“ハートせつなく”から“悲しみの恋人逹”、ジョニー・デップとの共演まで57年間の名演
それでは、約57年に及ぶ彼のキャリアの中から、いくつかの名演を振り返ってみたい。
60年代は、ヤードバーズ時代の“ハートせつなく”(65年)でスティールな音色のソロを、第1期ジェフ・ベック・グループの“Shapes Of Things”(66年)ではブルースを下地にしたニューロックを展開。
70年代には第2期ジェフ・ベック ・グループ“Got The Feeling”(71年)でニューソウル的なロックを、ベック・ボガート&アピスではスティーヴィー・ワンダーの曲“迷信”(73年)をヘビーなアレンジでヒットさせた。ソロになってからは美しいバラード“悲しみの恋人逹”(75年)、ハードフュージョンの“Led Boots”(76年)が印象的。
80年代にはシンセのシークエンスを使った“Star Cycle”(80年)、久々にロッド・スチュワートと共演した“People Get Ready”(85年)、アームやハーモニクスで音程を作る離れ技を確立した“Where Were You”(89年)など。

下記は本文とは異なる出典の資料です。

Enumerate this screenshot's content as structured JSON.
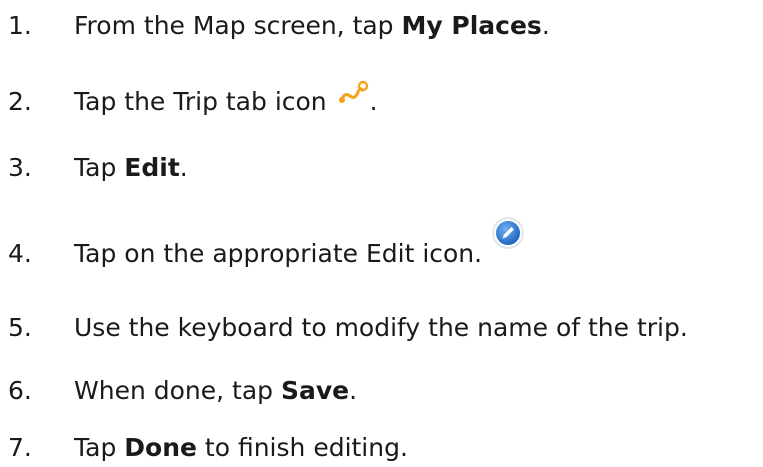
{
  "steps": [
    {
      "number": "1.",
      "before": "From the Map screen, tap ",
      "bold": "My Places",
      "after": "."
    },
    {
      "number": "2.",
      "before": "Tap the Trip tab icon ",
      "icon": "trip-route-icon",
      "after": "."
    },
    {
      "number": "3.",
      "before": "Tap ",
      "bold": "Edit",
      "after": "."
    },
    {
      "number": "4.",
      "before": "Tap on the appropriate Edit icon.",
      "icon": "pencil-edit-icon"
    },
    {
      "number": "5.",
      "text": "Use the keyboard to modify the name of the trip."
    },
    {
      "number": "6.",
      "before": "When done, tap ",
      "bold": "Save",
      "after": "."
    },
    {
      "number": "7.",
      "before": "Tap ",
      "bold": "Done",
      "after": " to finish editing."
    }
  ],
  "colors": {
    "trip_icon": "#f2a31f",
    "edit_icon_fill": "#2f80d6",
    "text": "#1a1a1a"
  }
}
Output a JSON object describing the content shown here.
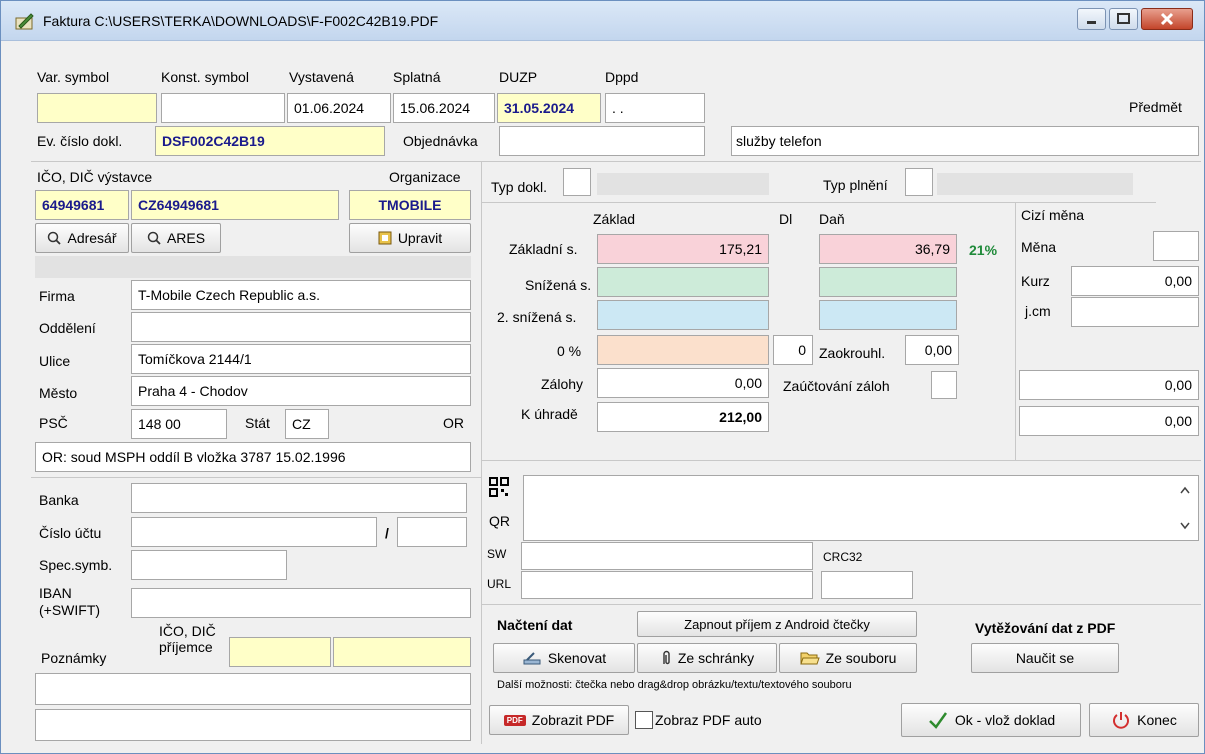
{
  "window": {
    "title": "Faktura C:\\USERS\\TERKA\\DOWNLOADS\\F-F002C42B19.PDF"
  },
  "header": {
    "var_symbol_label": "Var. symbol",
    "var_symbol_value": "",
    "konst_symbol_label": "Konst. symbol",
    "konst_symbol_value": "",
    "vystavena_label": "Vystavená",
    "vystavena_value": "01.06.2024",
    "splatna_label": "Splatná",
    "splatna_value": "15.06.2024",
    "duzp_label": "DUZP",
    "duzp_value": "31.05.2024",
    "dppd_label": "Dppd",
    "dppd_value": ". .",
    "predmet_label": "Předmět",
    "predmet_value": "služby telefon",
    "ev_cislo_label": "Ev. číslo dokl.",
    "ev_cislo_value": "DSF002C42B19",
    "objednavka_label": "Objednávka",
    "objednavka_value": ""
  },
  "supplier": {
    "ico_dic_label": "IČO, DIČ výstavce",
    "organizace_label": "Organizace",
    "ico": "64949681",
    "dic": "CZ64949681",
    "organizace": "TMOBILE",
    "adresar_button": "Adresář",
    "ares_button": "ARES",
    "upravit_button": "Upravit",
    "firma_label": "Firma",
    "firma_value": "T-Mobile Czech Republic a.s.",
    "oddeleni_label": "Oddělení",
    "oddeleni_value": "",
    "ulice_label": "Ulice",
    "ulice_value": "Tomíčkova 2144/1",
    "mesto_label": "Město",
    "mesto_value": "Praha 4 - Chodov",
    "psc_label": "PSČ",
    "psc_value": "148 00",
    "stat_label": "Stát",
    "stat_value": "CZ",
    "or_label": "OR",
    "or_value": "OR: soud MSPH oddíl B vložka 3787 15.02.1996"
  },
  "bank": {
    "banka_label": "Banka",
    "banka_value": "",
    "cislo_uctu_label": "Číslo účtu",
    "cislo_uctu_value": "",
    "slash": "/",
    "kod_banky_value": "",
    "spec_symb_label": "Spec.symb.",
    "spec_symb_value": "",
    "iban_label": "IBAN",
    "swift_label": "(+SWIFT)",
    "iban_value": "",
    "ico_dic_prijemce_label_1": "IČO, DIČ",
    "ico_dic_prijemce_label_2": "příjemce",
    "poznamky_label": "Poznámky",
    "poznamky_1": "",
    "poznamky_2": ""
  },
  "amounts": {
    "typ_dokl_label": "Typ dokl.",
    "typ_plneni_label": "Typ plnění",
    "zaklad_header": "Základ",
    "dl_header": "Dl",
    "dan_header": "Daň",
    "zakladni_label": "Základní s.",
    "zakladni_zaklad": "175,21",
    "zakladni_dan": "36,79",
    "zakladni_rate": "21%",
    "snizena_label": "Snížená s.",
    "snizena2_label": "2. snížená s.",
    "nula_label": "0 %",
    "nula_dl": "0",
    "zaokrouhl_label": "Zaokrouhl.",
    "zaokrouhl_value": "0,00",
    "zalohy_label": "Zálohy",
    "zalohy_value": "0,00",
    "zauctovani_label": "Zaúčtování záloh",
    "k_uhrade_label": "K úhradě",
    "k_uhrade_value": "212,00"
  },
  "foreign": {
    "title": "Cizí měna",
    "mena_label": "Měna",
    "mena_value": "",
    "kurz_label": "Kurz",
    "kurz_value": "0,00",
    "jcm_label": "j.cm",
    "jcm_value": "",
    "zalohy_cm": "0,00",
    "k_uhrade_cm": "0,00"
  },
  "qr": {
    "qr_label": "QR",
    "sw_label": "SW",
    "url_label": "URL",
    "crc32_label": "CRC32"
  },
  "load": {
    "nacteni_label": "Načtení dat",
    "android_button": "Zapnout příjem z Android čtečky",
    "vytezovani_label": "Vytěžování dat z PDF",
    "skenovat_button": "Skenovat",
    "schranka_button": "Ze schránky",
    "soubor_button": "Ze souboru",
    "naucit_button": "Naučit se",
    "dalsi_moznosti": "Další možnosti: čtečka nebo drag&drop obrázku/textu/textového souboru"
  },
  "footer": {
    "pdf_badge": "PDF",
    "zobrazit_pdf_button": "Zobrazit PDF",
    "zobraz_pdf_auto_label": "Zobraz PDF auto",
    "ok_button": "Ok - vlož doklad",
    "konec_button": "Konec"
  },
  "colors": {
    "yellow_field": "#ffffc8",
    "pink_field": "#f9d2d9",
    "green_field": "#cdebd9",
    "blue_field": "#cce8f4",
    "peach_field": "#fbe0cc",
    "navy_text": "#1a1a8c",
    "rate_green": "#1f8a3a"
  }
}
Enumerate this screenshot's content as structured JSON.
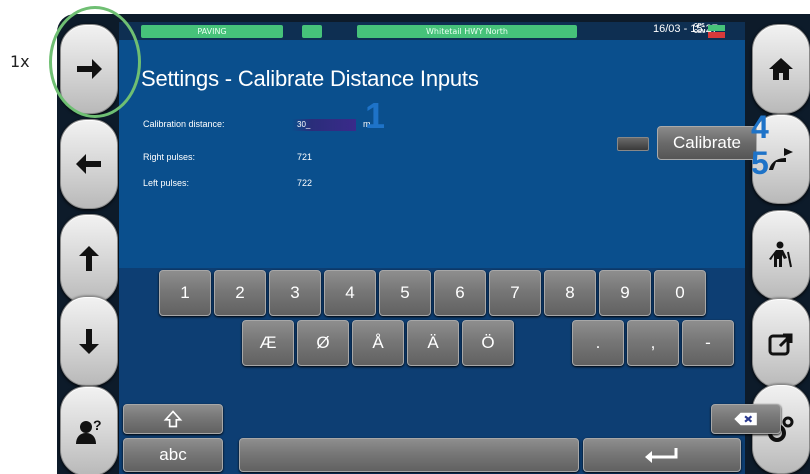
{
  "outside_label": "1x",
  "status_bar": {
    "mode": "PAVING",
    "road": "Whitetail HWY North",
    "datetime": "16/03 - 15:27",
    "gps_label": "GPS",
    "gsm_label": "GSM",
    "colors": {
      "ok": "#46c27a",
      "error": "#d93a3a"
    }
  },
  "title": "Settings - Calibrate Distance Inputs",
  "fields": {
    "calibration_distance_label": "Calibration distance:",
    "calibration_distance_value": "30_",
    "unit": "m",
    "right_pulses_label": "Right pulses:",
    "right_pulses_value": "721",
    "left_pulses_label": "Left pulses:",
    "left_pulses_value": "722"
  },
  "annotations": [
    "1",
    "4",
    "5"
  ],
  "calibrate_label": "Calibrate",
  "left_nav": [
    "arrow-right-icon",
    "arrow-left-icon",
    "arrow-up-icon",
    "arrow-down-icon",
    "user-help-icon"
  ],
  "right_nav": [
    "home-icon",
    "paver-icon",
    "worker-icon",
    "export-icon",
    "settings-icon"
  ],
  "keyboard": {
    "digits": [
      "1",
      "2",
      "3",
      "4",
      "5",
      "6",
      "7",
      "8",
      "9",
      "0"
    ],
    "letters": [
      "Æ",
      "Ø",
      "Å",
      "Ä",
      "Ö"
    ],
    "punct": [
      ".",
      ",",
      "-"
    ],
    "shift_icon": "shift-icon",
    "backspace_icon": "backspace-icon",
    "abc_label": "abc",
    "enter_icon": "enter-icon"
  }
}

その他にも中近東の曲をカバーした(2001年)、ライブで定番となった70年代クロスオーバー曲“Stratus”、美しいメロディーをベック流に料理したスタンダード“Over The Rainbow”(2010年)、最新アルバムからはマーヴィン・ゲイのカバー“What’s Going On”(2022年)など、誰もが認める名曲/名演は数多くある。
ジェフ・ベックの名は永遠に刻まれる
ジェフ・ベックは60代になっても、70代になっても現在進行形で勝負するプレイヤーとしてアグレッシブな姿勢を貫き、まだまだ伝説のギタリストに納まる気はなさそうだった。
また、台頭する若手ギタリストのハイテクニック指向やデジタル化するレコーディング技術の中において、ベテランの域に突入した彼がどのような形で存在意義を示すのか……こういったファンの杞憂を見事に払拭してくれた。古くからのファンとしては、それらが頼もしかった。往年のスタイルで再評価され、どんどん渋みを増していくギタリストは多い。しかし、ジェフ・ベックはまったく新しいオリジナルなスタイルで変化/進化を続けていった。
ジェフ・ベック――彼の名はギターミュージックシーンに永遠に刻み込まれる。
我々は彼の名を忘れることはないだろう。